If the international community wishes to “avoid a dangerous escalation between India and Pakistan”, it must call on India to halt its “provocations and aggressive actions”, Pakistan told the United Nations General Assembly (UNGA) on September 24, responding to Minister of External Affairs Sushma Swaraj’s scathing attack on Islamabad’s promotion of Islamist terrorism.

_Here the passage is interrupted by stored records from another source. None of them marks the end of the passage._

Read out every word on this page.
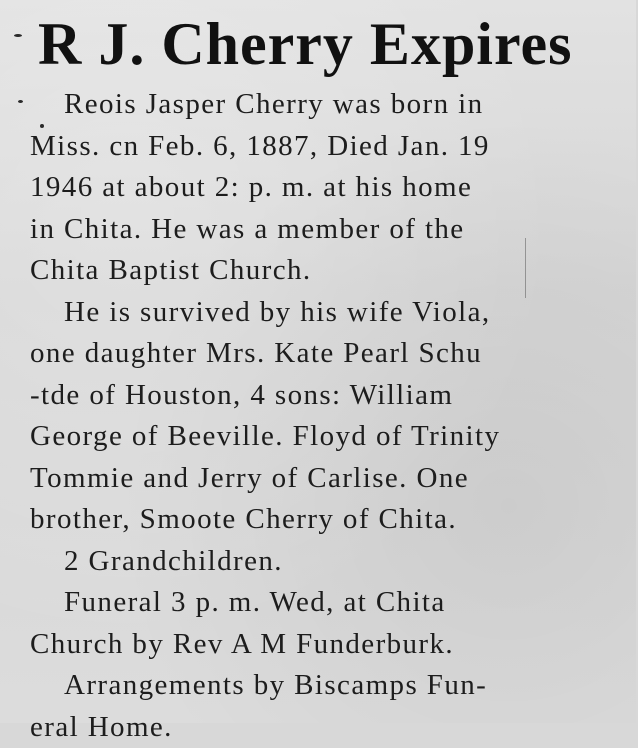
R J. Cherry Expires
Reois Jasper Cherry was born in
Miss. cn Feb. 6, 1887, Died Jan. 19
1946 at about 2: p. m. at his home
in Chita. He was a member of the
Chita Baptist Church.
He is survived by his wife Viola,
one daughter Mrs. Kate Pearl Schu
-tde of Houston, 4 sons: William
George of Beeville. Floyd of Trinity
Tommie and Jerry of Carlise. One
brother, Smoote Cherry of Chita.
2 Grandchildren.
Funeral 3 p. m. Wed, at Chita
Church by Rev A M Funderburk.
Arrangements by Biscamps Fun-
eral Home.
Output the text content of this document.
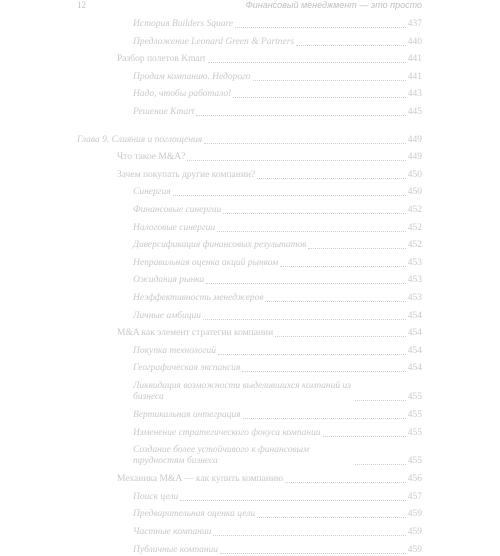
12	Финансовый менеджмент — это просто
История Builders Square	437
Предложение Leonard Green & Partners	440
Разбор полетов Kmart	441
Продам компанию. Недорого	441
Надо, чтобы работало!	443
Решение Kmart	445
Глава 9. Слияния и поглощения	449
Что такое M&A?	449
Зачем покупать другие компании?	450
Синергия	450
Финансовые синергии	452
Налоговые синергии	452
Диверсификация финансовых результатов	452
Неправильная оценка акций рынком	453
Ожидания рынка	453
Неэффективность менеджеров	453
Личные амбиции	454
M&A как элемент стратегии компании	454
Покупка технологий	454
Географическая экспансия	454
Ликвидация возможности выделившихся компаний из бизнеса	455
Вертикальная интеграция	455
Изменение стратегического фокуса компании	455
Создание более устойчивого к финансовым трудностям бизнеса	455
Механика M&A — как купить компанию	456
Поиск цели	457
Предварительная оценка цели	459
Частные компании	459
Публичные компании	459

Pakistan’s Permanent Representative to the U.N. Maleeha Lodhi sought to turn the table on India by accusing India of promoting terrorism against it, violation of human rights in Jammu and Kashmir and the spread of Hindu nationalism in India. Ms. Lodhi cited the selection of Yogi Adityanath as the Chief Minister of Uttar Pradesh to underscore her point. “It is a government which has appointed a fanatic as the Chief Minister of India’s largest State whose rallying cry to his mobs was: ‘If they kill one Hindu, we will kill 100 Muslims’. It is a government, which has allowed the lynching of Muslims. All this is amply documented,” Ms. Lodhi said.

 

Ms. Swaraj said in her speech on September 23 that while India built IITs, IIMS and AIIMS during the last seven decades, Pakistan had only built “jihadi factories”. Exercising her right to response, Ms. Lodhi said Ms. Swaraj indulged in “an orgy of slander against Pakistan”.

“In her vitriol she deliberately ignored the core issue of Jammu and Kashmir,” the Pakistan representative said. Pakistan has been maintaining that unless there is progress on the “core issue” there can be no improvement in India -Pakistan ties.

Ms. Swaraj had said Prime Minister Narendra Modi had been willing to engage Pakistan, but Pakistan had spurned India’s positive gestures. Ms. Lodhi said India has been scuttling talks.

“India now also refuses a bilateral dialogue with Pakistan, either composite or comprehensive. The conditions it poses — that first there be an end of violence — begs the question. Violence emanates, first and foremost, from India’s occupation and brutal suppression of the Kashmiri people,” the Pakistani representative said, adding that Jammu and Kashmir is a disputed territory according to the United Nations. “I invite all of you, and the Indian FM, to look at the U.N. maps,” she said.